In one study, the pain in patients with chronically painful proximal plantar fasciitis decreased by 64% to 88% on a visual analog scale 6 months after ESWT was initiated, and their comfortable walking time increased significantly.13 Weil and coworkers14 found that ESWT significantly reduces the symptoms associated with chronic plantar fasciitis and that the results compare favorably with those achieved with surgical intervention (percutaneous plantar fasciotomy).
In a study conducted to clarify the morphological features associated with the clinical outcome of chronic plantar fasciitis with ESWT, patients who had chronic plantar fasciitis with calcaneal bone marrow edema seen on pretherapeutic MRI had a satisfactory clinical outcome with ESWT.15 Typically, ESWT is performed as a single treatment; maximum improvement is achieved after 3 months.
If extensive conservative treatment does not succeed, surgery may be indicated. Procedures include excision of a heel spur, complete or partial release of the plantar fascia,
osteotomy of the calcaneus, and drilling of the calcaneus. (For more on surgery for patients with heel pain, see Box, "Surgical approaches to plantar fasciitis.")

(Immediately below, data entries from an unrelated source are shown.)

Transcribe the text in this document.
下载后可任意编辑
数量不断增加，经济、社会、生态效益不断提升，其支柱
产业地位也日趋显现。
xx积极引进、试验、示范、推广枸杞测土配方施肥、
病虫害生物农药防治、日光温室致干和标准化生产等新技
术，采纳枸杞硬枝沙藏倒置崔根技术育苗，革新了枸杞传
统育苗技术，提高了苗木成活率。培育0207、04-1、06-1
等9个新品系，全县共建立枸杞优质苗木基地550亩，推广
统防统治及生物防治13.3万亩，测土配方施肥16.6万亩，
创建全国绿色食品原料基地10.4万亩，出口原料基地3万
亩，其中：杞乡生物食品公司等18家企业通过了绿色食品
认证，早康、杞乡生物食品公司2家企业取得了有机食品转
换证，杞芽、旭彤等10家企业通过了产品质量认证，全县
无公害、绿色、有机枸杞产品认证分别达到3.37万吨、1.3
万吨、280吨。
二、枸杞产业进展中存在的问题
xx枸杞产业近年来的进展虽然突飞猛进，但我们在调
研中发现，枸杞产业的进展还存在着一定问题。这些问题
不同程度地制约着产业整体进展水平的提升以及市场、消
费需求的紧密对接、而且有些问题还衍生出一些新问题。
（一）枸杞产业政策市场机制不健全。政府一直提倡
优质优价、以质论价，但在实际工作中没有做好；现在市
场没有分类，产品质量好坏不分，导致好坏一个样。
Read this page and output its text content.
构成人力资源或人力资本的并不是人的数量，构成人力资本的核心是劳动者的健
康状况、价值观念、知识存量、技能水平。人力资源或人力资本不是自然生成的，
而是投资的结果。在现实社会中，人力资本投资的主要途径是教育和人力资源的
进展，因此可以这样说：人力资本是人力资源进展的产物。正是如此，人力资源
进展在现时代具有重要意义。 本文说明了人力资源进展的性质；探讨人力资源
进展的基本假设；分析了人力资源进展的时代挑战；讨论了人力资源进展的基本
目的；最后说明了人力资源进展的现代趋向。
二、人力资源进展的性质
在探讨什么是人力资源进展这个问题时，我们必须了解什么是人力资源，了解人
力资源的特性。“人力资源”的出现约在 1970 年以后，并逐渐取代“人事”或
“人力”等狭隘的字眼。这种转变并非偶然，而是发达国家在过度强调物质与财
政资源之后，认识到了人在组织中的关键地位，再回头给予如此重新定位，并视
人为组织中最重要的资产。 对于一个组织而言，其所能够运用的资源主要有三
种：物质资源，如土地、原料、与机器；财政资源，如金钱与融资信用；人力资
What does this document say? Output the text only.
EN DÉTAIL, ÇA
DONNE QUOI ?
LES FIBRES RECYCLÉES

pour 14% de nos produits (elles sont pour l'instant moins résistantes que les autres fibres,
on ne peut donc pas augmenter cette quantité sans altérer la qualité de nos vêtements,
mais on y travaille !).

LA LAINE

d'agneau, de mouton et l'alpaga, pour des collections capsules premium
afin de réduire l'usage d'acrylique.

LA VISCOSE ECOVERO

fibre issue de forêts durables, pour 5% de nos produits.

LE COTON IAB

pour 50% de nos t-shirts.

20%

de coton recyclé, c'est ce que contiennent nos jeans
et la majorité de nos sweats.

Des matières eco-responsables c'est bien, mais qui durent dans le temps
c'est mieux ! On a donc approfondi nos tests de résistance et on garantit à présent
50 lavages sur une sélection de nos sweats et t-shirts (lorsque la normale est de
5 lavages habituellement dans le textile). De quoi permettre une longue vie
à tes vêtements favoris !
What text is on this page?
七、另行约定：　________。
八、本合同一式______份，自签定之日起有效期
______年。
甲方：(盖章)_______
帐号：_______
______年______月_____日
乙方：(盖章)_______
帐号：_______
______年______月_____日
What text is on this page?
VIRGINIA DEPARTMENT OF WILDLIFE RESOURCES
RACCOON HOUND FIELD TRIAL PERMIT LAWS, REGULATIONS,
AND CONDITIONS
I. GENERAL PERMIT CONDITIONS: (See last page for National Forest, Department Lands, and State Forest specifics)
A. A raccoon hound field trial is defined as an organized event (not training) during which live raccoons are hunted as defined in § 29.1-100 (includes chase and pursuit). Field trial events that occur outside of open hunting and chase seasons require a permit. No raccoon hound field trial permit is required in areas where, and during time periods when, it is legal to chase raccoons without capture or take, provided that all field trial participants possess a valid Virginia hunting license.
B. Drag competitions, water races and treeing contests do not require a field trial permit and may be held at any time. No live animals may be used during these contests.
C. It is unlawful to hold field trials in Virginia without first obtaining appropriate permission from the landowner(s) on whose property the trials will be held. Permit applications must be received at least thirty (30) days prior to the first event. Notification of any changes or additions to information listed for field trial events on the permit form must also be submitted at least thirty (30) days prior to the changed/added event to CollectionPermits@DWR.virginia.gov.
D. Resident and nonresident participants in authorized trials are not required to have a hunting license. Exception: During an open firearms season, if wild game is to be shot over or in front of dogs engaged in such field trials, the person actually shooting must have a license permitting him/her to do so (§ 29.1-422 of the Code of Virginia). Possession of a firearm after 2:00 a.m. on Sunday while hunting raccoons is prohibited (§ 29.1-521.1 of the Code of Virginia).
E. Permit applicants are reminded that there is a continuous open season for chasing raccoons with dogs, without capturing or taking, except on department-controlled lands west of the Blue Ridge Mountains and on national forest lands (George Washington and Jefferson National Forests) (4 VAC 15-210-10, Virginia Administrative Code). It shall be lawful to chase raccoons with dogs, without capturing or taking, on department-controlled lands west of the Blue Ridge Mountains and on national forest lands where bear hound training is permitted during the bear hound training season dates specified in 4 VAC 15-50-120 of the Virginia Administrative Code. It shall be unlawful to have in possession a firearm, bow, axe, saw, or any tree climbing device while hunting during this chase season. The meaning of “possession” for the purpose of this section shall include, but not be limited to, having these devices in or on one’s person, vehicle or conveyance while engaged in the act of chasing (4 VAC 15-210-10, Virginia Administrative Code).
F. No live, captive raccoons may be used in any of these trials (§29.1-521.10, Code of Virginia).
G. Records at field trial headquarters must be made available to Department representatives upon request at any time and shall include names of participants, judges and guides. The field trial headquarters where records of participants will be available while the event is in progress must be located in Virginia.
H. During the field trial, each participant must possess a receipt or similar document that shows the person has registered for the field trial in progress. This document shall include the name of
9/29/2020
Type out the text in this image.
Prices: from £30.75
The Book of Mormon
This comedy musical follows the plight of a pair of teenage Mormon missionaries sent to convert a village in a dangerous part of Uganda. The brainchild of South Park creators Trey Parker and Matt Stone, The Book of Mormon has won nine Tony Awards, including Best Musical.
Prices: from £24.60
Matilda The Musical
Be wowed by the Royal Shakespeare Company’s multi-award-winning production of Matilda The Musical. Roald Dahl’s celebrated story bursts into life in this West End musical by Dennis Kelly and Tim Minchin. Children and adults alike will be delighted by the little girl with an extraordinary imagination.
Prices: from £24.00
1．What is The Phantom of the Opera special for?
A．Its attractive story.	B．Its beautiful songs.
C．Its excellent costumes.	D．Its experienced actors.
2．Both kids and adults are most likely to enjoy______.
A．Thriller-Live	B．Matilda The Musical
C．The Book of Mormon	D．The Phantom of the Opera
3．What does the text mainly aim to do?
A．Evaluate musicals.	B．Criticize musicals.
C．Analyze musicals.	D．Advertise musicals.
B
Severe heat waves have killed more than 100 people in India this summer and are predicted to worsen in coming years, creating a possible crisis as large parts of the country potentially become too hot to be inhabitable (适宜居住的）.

Although most authors have demonstrated a higher than 90% success rate with surgical procedures at short-term follow-up, none has discussed long-term biomechanical problems in the foot after release of the fascia. Kitaoka and coworkers16 suggested that operations involving fasciotomy affect arch stability and should not be performed on patients with evidence of concomitant pes planus deformity, because further deformation is likely. Therefore, surgery is best performed on those with normal and stable or high arches rather than those with flat feet.
All patients should be treated early with aggressive and appropriate conservative therapy. None should undergo early surgery except when there is nerve compression or entrapment; in these cases, surgical release for inferior heel pain is a good option.